Мирак призадумался:
— Дорогу-то я знаю… Но как посмотрит на это отец?
— Отец будет доволен, не бойся! Ведь я с тобой. Только давай скорее, поздно уже!
— Может, наймем фаэтон? — деловито, как взрослый, предложил Мирак.
— Хорошо! Только доедем не до самого парка, а как завидим ворота издали, сойдем и фаэтон отпустим.
Одноконный фаэтон они нашли на Сенном базаре и быстро двинулись в загородный Дилькушо. Фируза, одна их первых женщин сбросившая паранджу, всегда ратовавшая за полное ее уничтожение, в данную минуту была очень рада, что паранджа и чашмбанд скрывают ее от любопытных взоров. Иначе ей бы казалось, что все знают, куда она едет, и насмехаются над ней.
Мирак, наоборот, мечтал, чтобы приятели увидели его в фаэтоне. Сидя рядом с Фирузой, он горделиво посматривал по сторонам, но, увы, никто из знакомых не попался ему на пути.
Фаэтон они отпустили почти за версту от парка Дилькушо и дальше двинулись пешком.

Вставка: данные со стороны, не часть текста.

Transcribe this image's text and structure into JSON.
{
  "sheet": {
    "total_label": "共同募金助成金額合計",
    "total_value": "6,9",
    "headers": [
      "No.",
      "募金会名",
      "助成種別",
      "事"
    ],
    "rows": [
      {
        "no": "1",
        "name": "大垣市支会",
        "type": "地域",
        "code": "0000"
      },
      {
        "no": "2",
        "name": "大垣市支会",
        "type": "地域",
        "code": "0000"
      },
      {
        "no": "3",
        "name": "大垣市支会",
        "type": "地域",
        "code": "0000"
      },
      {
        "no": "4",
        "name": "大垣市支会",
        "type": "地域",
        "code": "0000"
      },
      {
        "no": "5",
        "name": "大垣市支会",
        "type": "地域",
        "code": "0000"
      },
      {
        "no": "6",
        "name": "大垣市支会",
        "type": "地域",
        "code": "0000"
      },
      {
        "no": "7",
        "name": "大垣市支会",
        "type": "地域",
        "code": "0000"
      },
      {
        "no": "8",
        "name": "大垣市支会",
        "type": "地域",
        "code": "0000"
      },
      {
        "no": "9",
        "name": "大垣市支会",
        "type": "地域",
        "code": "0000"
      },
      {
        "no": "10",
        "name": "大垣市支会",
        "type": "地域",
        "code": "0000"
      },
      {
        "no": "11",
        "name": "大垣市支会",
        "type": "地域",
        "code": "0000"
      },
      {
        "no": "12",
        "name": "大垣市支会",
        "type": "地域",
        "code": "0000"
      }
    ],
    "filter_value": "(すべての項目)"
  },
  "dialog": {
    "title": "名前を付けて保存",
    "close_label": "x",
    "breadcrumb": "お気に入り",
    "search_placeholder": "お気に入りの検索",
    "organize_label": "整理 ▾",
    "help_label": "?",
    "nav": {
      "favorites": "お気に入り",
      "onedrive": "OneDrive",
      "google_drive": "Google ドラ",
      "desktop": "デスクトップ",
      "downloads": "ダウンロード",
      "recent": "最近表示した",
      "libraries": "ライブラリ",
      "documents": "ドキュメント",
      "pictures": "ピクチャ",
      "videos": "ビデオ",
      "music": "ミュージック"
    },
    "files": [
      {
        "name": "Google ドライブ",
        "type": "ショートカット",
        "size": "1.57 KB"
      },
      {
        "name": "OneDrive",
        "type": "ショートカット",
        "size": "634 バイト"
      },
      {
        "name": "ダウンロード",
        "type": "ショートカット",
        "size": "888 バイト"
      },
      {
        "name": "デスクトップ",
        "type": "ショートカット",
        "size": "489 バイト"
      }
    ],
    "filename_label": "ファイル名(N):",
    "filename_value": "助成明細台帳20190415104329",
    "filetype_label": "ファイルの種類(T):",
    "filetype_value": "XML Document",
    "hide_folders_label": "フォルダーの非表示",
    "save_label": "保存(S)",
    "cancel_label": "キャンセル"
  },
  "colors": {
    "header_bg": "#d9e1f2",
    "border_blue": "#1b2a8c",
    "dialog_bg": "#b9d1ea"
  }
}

Видя, как тяжело шагает Фируза, Мирак заботливо сказал:
— Можно было еще немного проехать… Сада не видать.
— Ничего, — успокоила его Фируза, — пойдем не спеша, ничего… Она и виду не показала, как сильно билось ее сердце, как ослабели ноги от охватившего ее волнения. Что ждет ее? Как бы не попасть в лапы самого Асада. Чем порадует Сайд Пахлаван? А может, сообщит что-нибудь страшное? Что с Асо, что с Асо?
История повторяется: этот сад, бывший некогда резиденцией эмира, видевший так много горя и насилия, обесчещенных несчастных женщин, и теперь является местом, где творятся жестокие дела. Говорят, что они вполне под стать жестокости эмира, что Асад Махсум и его люди не хуже эмира расправляются с простым народом.
От этих мыслей отвлек Фирузу возглас Мирака:
— А вот и ворота в парк! Хоть бы там оказался знакомый караульный!
— У тебя тут есть знакомые?
— Да! — с гордостью сказал Мирак и прошел немного вперед. Как же, ведь он проводник!
К величественным въездным воротам в парк Дилькушо вела прямая, обсаженная деревьями дорога. Во времена эмира на эту дорогу не мог ступить никто, кроме особо привилегированных. А о том, чтобы подойти к воротам, и речи быть не могло. Теперь было несколько посвободнее, но и у ворот, и по углам у стен парка дежурили вооруженные часовые. Шутка ли, здесь помещалась Чрезвычайная комиссия по борьбе с басмачами в окрестностях Бухары во главе с ее председателем Асадом Махсумом! Если даже муха залетит, крылышки спалит; серна забежит — копыта сгорят. Народ не зря стишок сочинил:
Выйдешь в горы на рассвете,
Там тебя тащит ветер.
В сад войдешь, а там Махсум
Пустит пулю, в лоб твой метя!
К счастью, дежурным оказался Орзукул со своими подручными. Они знали сына Сайда Пахлавана Мирака. Мальчик подошел к ним, вежливо поздоровался, спросил, как полагается, о здоровье, потом сказал, что пришел с сестрой к отцу по неотложному делу, нужен его совет…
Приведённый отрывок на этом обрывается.